- The Washington Times - Monday, November 10, 2008

ANALYSIS/OPINION:

“Mark my words,” Vice President-elect Joe Biden warned last month, “it will not be six months before the world tests Barack Obama like they did John Kennedy.” Among the first countries that will surely attempt to test the new president is Iran.

Tehran is seeking to develop nuclear weapons, and it is a leading supporter of terrorist groups including Hezbollah, Hamas and Palestinian Islamic Jihad. The Obama administration, which takes office Jan. 20, will be run by politicians who take a very soft stance toward Iran - putting them well to the left of many of their liberal Democratic colleagues. Messrs. Obama and Biden (as well as Sen. John Kerry, widely rumored to be under consideration for secretary of state) were among a minority of Democratic senators who opposed a Sept. 26, 2007, amendment that designated the Iranian Revolutionary Guard a terrorist organization. (The Revolutionary Guard is heavily involved in smuggling bombmaking material into Iraq in order to kill and maim American soldiers. It also trains Hamas and Hezbollah terrorists who are targeting Israel.) The nonbinding amendment, which was introduced by Sens. Joe Lieberman of Connecticut and and Jon Kyl of Arizona, passed the Senate 76-22. Democrats including Sen. Hillary Clinton and Majority Leader Harry Reid voted 28-20 in favor of designating the Revolutionary Guard a terrorist organization.

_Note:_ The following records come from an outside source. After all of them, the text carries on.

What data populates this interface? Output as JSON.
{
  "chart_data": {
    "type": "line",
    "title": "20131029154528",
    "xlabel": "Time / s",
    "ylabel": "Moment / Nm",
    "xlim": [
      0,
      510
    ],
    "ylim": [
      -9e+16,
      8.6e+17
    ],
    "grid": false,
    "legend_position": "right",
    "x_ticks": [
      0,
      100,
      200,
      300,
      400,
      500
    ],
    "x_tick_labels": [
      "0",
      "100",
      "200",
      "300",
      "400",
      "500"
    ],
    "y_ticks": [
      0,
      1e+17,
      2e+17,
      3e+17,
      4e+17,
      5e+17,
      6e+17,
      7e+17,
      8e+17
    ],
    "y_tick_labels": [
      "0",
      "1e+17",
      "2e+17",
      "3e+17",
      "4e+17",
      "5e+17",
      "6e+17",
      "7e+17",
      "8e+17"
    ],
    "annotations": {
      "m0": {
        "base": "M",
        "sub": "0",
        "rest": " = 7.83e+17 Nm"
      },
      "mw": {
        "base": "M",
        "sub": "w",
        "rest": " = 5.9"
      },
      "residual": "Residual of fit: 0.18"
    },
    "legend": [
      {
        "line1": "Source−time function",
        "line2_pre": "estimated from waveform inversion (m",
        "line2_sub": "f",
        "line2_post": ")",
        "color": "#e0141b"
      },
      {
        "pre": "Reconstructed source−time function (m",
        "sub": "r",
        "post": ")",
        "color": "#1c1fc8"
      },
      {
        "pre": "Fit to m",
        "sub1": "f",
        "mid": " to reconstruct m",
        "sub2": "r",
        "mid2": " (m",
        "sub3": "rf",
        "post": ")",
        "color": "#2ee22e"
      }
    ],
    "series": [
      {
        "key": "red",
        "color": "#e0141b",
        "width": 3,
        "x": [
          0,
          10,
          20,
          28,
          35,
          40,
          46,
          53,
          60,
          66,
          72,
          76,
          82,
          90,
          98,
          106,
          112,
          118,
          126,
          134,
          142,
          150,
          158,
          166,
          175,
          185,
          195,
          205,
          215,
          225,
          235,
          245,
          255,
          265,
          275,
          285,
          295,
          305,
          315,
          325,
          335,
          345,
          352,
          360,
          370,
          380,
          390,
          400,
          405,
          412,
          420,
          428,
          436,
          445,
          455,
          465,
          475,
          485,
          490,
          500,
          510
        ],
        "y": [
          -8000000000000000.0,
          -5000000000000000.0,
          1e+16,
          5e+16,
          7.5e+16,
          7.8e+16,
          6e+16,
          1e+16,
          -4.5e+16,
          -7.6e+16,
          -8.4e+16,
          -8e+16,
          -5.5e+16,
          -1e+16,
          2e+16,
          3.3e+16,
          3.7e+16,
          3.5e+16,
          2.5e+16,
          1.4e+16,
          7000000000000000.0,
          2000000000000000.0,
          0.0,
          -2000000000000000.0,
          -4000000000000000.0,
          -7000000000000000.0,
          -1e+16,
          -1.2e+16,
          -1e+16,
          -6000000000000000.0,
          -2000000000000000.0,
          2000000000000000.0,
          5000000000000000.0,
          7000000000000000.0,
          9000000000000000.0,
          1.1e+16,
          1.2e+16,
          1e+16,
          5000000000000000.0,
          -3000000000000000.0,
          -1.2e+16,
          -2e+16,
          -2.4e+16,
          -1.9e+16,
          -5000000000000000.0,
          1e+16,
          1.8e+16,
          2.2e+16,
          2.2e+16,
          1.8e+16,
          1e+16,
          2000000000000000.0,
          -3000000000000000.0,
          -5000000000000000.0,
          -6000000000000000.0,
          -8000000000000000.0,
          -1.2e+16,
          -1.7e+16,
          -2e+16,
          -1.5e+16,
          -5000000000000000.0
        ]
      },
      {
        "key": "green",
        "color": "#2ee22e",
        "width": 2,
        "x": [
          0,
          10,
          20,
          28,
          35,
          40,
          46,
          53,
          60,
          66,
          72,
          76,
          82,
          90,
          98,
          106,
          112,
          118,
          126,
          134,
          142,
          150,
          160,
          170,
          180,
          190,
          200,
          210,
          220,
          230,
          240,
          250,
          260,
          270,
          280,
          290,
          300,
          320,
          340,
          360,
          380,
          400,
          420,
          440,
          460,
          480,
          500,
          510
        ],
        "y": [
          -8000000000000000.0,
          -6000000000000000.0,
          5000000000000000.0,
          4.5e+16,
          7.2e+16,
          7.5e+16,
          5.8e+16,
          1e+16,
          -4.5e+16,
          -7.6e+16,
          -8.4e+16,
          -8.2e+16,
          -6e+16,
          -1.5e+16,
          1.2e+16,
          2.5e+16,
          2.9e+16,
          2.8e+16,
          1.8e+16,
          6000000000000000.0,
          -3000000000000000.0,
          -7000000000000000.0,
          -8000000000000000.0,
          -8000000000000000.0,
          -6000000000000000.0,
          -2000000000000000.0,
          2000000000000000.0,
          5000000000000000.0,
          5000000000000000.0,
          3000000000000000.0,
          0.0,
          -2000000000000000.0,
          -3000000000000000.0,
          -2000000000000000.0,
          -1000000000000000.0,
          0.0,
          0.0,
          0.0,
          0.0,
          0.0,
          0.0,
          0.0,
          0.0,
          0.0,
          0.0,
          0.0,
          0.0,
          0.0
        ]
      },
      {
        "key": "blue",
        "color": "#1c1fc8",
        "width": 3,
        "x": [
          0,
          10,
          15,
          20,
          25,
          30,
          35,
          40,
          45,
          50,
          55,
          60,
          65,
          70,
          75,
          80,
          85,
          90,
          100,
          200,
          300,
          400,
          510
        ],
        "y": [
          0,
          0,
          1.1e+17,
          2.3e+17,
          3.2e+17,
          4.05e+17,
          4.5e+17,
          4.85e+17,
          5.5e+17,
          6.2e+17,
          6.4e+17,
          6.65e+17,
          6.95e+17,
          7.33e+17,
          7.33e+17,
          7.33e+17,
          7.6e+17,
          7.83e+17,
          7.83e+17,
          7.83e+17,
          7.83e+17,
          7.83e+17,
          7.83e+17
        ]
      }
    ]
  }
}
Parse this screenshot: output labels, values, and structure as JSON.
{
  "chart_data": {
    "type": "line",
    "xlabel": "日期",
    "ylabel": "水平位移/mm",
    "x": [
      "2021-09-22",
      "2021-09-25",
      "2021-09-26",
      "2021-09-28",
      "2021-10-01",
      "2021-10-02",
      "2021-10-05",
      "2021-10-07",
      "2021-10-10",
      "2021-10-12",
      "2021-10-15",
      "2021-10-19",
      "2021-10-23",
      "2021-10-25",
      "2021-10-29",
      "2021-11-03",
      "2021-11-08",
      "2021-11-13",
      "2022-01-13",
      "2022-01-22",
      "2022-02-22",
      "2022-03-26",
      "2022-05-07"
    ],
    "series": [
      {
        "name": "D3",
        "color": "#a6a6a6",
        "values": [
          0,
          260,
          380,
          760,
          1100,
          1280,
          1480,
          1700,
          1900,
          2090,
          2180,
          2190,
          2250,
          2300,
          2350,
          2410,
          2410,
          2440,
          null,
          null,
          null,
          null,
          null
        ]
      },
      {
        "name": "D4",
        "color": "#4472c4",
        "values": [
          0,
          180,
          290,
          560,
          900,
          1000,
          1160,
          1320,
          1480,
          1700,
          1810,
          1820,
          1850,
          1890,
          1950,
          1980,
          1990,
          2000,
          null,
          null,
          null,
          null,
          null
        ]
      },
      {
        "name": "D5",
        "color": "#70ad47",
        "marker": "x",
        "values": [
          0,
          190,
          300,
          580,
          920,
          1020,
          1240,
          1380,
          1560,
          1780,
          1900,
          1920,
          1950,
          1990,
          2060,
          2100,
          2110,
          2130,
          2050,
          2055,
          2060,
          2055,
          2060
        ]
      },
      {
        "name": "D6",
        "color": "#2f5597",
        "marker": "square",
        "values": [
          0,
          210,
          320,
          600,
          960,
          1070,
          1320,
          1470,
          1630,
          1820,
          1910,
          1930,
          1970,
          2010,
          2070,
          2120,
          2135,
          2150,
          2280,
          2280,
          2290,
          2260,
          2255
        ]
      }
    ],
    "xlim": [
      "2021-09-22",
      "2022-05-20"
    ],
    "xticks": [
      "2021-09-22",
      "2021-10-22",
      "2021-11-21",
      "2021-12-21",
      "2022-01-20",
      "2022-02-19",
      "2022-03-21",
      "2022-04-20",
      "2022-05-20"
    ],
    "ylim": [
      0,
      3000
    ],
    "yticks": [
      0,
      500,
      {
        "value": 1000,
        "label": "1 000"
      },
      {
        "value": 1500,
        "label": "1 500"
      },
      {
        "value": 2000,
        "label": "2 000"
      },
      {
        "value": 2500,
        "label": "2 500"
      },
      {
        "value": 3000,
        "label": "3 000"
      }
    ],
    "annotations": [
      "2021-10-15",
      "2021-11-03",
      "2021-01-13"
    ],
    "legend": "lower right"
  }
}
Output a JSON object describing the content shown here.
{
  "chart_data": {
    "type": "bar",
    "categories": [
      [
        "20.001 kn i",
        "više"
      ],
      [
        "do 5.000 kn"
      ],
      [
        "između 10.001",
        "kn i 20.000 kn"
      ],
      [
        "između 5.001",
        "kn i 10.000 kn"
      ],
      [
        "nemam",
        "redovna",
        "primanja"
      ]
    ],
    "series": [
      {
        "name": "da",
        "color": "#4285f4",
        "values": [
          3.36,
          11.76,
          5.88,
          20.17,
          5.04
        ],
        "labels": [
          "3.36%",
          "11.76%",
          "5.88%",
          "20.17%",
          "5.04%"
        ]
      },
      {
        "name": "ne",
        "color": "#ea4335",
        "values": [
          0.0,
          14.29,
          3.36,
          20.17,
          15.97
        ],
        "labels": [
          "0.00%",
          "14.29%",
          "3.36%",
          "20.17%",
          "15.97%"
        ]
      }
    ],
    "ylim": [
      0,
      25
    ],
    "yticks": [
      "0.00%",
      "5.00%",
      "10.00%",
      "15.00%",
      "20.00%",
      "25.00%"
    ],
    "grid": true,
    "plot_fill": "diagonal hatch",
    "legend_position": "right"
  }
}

During the Democratic primaries Mr. Obama attacked Mrs. Clinton’s vote in favor of the Lieberman-Kyl Amendment, suggesting that it would be a pretext for a U.S. attack on Iran. Mr. Obama’s claim was false: Sen. Richard Durbin - an ardent dove and Obama supporter - noted at the time that the amendment included language making clear that it would do no such thing.

Since he clinched the Democratic nomination in June, Mr. Obama’s tone has changed markedly. The blame-America-first rhetoric suggesting that President Bush might be spoiling for war with Iran has stopped, and Mr. Obama has said repeatedly that force cannot be ruled out in dealing with the Iranian nuclear threat.

The reality, however, is that neither Mr. Obama (nor for that matter, Republican politicians who speak on the record) favor military action against Iran. Their hope is that sanctions and diplomatic pressure will be enough to persuade Tehran to change its behavior. In recent years, Messrs. Obama, Biden and Kerry have made numerous statements exhorting Mr. Bush to hold talks with the Iranian regime without conditions and suggesting that failure to do so was a colossal blunder.

The nation most in Tehran’s crosshairs has a very different perspective. Israeli Foreign Minister and Kadima Party Chairman Tzipi Livni is a moderate dove who expressed concern last week about Mr. Obama’s stated readiness to talk with Iran. Alluding to Iran’s role in sponsoring terrorism and President Mahmoud Ahmadinejad’s repeated calls for the destruction of Israel, Mrs. Livni almost sounded like hawkish Likud Party leader Benjamin Netanyahu, saying that Mr. Obama’s call for “dialogue” with Iran “is liable to be interpreted as weakness.” Asked if she favored dialogue with Iran, Mrs. Livni replied: “The answer is no.”

As Americans were choosing Mr. Obama to become the next president, Tehran’s terrorist proxies were sending their own message to Washington by firing 35 missiles into southern Israel. If Iran is prepared to act this way without nuclear weapons, what will it do if it obtains them? Look for Mr. Ahmadinejad and Ayatollah Ali Khamenei to begin testing Mr. Obama and his national-security team in earnest well before Inauguration Day.